Bridgemark-where-the-teens-are

Insights from our VP Strategy, Colleen Tapp

Millennials…marketers have been chasing this coveted cohort for the last several years, watching their every move with keen interest. These digital natives have embraced technology and fundamentally changed the way brands communicate with consumers.

But they’re not the only kid in town. In an age where youth is currency, the even younger teen demographic is rising strong, with a few similarities to their millennial counterparts, but a unique voice all their own. Dubbed “digital homesteaders,” this pragmatic, tech savvy group has literally grown up with social media, and are very much in control of it.  

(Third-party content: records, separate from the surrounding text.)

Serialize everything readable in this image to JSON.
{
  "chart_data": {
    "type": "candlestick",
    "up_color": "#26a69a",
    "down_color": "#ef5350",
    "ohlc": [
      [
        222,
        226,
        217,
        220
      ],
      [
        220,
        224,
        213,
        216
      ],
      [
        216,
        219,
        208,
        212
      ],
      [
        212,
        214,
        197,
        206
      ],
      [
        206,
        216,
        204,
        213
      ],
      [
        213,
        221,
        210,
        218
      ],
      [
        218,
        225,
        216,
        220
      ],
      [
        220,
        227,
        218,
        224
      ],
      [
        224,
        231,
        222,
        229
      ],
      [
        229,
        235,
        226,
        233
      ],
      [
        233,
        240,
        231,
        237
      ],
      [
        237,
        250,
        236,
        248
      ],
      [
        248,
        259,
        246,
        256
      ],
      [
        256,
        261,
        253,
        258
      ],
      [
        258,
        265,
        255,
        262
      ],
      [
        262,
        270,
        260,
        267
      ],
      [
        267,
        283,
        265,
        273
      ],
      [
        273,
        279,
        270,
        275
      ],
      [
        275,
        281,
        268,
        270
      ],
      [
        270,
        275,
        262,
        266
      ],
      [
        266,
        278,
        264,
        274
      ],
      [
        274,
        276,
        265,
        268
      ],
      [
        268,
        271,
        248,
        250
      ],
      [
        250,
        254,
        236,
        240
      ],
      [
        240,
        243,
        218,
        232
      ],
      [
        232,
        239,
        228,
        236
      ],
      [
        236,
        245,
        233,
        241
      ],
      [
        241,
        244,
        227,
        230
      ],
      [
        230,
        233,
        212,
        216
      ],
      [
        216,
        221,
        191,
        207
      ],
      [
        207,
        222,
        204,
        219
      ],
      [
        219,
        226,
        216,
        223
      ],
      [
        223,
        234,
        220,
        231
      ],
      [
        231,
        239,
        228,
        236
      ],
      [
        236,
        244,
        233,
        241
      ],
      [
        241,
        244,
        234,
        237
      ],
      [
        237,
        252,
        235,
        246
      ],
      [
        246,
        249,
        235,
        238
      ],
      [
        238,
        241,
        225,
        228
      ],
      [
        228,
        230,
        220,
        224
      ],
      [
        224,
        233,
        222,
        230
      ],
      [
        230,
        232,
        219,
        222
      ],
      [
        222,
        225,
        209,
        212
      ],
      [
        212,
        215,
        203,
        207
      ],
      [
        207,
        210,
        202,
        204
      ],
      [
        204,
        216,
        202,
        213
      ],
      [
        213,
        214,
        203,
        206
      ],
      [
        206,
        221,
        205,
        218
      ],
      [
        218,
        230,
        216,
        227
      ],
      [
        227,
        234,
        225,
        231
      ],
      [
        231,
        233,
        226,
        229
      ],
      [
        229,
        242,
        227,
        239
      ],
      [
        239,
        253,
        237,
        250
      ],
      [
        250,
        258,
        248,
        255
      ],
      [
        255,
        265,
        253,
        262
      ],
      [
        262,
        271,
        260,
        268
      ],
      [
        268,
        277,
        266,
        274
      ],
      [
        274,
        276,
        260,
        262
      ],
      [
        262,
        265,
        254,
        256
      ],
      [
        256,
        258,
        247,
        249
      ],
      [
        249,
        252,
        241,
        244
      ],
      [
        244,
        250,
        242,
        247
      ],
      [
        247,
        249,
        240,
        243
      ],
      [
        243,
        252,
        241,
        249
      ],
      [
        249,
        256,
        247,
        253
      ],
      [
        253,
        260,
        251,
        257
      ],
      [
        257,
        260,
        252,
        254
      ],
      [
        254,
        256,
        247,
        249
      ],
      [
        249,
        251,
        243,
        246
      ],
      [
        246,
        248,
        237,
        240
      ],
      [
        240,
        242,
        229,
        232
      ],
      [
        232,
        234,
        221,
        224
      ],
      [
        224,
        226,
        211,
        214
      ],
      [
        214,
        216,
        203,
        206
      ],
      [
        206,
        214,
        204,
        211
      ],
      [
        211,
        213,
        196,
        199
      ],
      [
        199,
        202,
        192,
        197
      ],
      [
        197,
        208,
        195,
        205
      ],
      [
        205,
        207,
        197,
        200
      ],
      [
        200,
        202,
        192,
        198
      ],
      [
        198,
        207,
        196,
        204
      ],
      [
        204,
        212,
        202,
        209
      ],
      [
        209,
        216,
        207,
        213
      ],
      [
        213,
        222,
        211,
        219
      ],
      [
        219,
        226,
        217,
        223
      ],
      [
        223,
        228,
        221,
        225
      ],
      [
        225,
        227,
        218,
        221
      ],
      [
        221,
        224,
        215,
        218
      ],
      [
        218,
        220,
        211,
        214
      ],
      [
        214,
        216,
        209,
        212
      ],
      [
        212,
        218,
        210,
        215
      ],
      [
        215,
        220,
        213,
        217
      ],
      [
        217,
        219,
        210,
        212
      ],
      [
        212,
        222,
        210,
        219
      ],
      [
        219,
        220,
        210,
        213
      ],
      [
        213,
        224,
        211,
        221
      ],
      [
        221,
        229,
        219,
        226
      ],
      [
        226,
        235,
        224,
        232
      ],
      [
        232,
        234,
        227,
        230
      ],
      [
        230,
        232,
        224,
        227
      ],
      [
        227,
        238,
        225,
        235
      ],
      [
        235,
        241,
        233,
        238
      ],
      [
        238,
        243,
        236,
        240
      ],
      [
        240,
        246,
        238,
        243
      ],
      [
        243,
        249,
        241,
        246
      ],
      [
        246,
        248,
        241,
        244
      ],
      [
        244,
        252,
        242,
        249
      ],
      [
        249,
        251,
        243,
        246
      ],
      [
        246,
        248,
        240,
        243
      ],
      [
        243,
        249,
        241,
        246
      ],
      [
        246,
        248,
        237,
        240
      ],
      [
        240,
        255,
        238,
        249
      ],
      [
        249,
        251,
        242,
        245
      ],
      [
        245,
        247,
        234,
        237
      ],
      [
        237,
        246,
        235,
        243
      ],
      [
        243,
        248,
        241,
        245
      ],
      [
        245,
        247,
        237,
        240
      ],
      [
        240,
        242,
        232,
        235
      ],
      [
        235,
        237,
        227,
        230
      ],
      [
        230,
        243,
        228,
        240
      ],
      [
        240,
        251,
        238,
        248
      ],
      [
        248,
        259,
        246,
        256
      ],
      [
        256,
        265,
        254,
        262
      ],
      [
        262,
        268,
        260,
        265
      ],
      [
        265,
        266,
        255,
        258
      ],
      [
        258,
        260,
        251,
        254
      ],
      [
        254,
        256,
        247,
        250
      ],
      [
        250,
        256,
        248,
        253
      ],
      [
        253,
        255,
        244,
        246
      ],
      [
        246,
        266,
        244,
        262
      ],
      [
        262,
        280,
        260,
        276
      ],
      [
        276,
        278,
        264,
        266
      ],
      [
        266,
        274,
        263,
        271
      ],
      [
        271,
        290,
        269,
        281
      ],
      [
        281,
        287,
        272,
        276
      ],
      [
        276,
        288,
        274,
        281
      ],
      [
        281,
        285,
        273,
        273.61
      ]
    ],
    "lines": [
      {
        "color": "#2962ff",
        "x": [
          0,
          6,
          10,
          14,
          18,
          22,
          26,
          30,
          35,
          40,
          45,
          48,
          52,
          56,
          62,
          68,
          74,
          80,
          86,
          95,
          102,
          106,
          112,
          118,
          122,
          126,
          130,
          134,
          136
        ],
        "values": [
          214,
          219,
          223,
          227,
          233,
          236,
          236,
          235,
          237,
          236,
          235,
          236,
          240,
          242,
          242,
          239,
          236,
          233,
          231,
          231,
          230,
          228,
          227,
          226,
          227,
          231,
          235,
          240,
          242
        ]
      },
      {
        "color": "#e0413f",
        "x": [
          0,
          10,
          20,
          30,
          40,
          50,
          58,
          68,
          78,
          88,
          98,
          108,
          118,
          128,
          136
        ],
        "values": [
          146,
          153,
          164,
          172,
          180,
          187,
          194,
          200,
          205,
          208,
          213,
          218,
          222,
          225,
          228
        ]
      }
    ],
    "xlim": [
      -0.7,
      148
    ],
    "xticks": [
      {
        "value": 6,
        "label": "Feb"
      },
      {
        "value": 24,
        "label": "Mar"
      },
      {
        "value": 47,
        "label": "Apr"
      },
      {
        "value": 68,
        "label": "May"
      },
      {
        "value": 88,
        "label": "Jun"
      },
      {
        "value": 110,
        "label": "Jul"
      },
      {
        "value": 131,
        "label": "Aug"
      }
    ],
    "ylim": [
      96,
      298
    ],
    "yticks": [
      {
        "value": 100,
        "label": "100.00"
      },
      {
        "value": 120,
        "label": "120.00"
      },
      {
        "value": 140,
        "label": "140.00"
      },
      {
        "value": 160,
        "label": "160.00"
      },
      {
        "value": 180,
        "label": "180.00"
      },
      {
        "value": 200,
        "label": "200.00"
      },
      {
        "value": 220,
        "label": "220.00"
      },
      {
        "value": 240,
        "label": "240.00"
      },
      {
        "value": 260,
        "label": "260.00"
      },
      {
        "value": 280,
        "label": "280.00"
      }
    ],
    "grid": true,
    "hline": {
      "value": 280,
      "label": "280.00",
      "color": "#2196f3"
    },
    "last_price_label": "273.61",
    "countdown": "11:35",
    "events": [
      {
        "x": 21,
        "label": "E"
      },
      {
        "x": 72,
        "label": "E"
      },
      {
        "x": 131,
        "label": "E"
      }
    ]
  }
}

On average, teens get their first smartphone at age 11, and spend about six hours a day on their phones. They also spend time in front of television sets, gaming consoles, and computers, for a whopping 11 hours of screen time per day.  

And where exactly are they? According to a 2016 Piper Jaffray study, teens rated Snapchat as the most popular social media platform (28%), followed by Instagram (27%), Twitter (18%) and Facebook at 17%. Snapchat’s growth has been particularly meteoric thanks to its storytelling feature and continuous innovation. Snapchat’s enhanced privacy also appeals to teens with a growing anxiety that all this sharing can mean mistakes that live forever on the internet.    

Facebook, while still used by a wide majority of teens, is seen an outdated app for parents. Twitter was well liked for the ability to update friends quickly, voice opinions and interact with celebrities

Netflix is the most popular platform for watching TV series and movies. When it comes to music, Spotify is a top choice, letting teens find and share music, and see what their friends are listening to. Wishbone, the app that shows you two pop culture options and lets you vote on which one you like more, has become a teen favorite in a matter of months.

As social media pioneers, teens understand their power and know how to use it in shaping the media they consume. The well established, meticulous crafting of online personas and its illusion of perfection is something that teens are now beginning to question, craving more authenticity from brands, celebrities and themselves.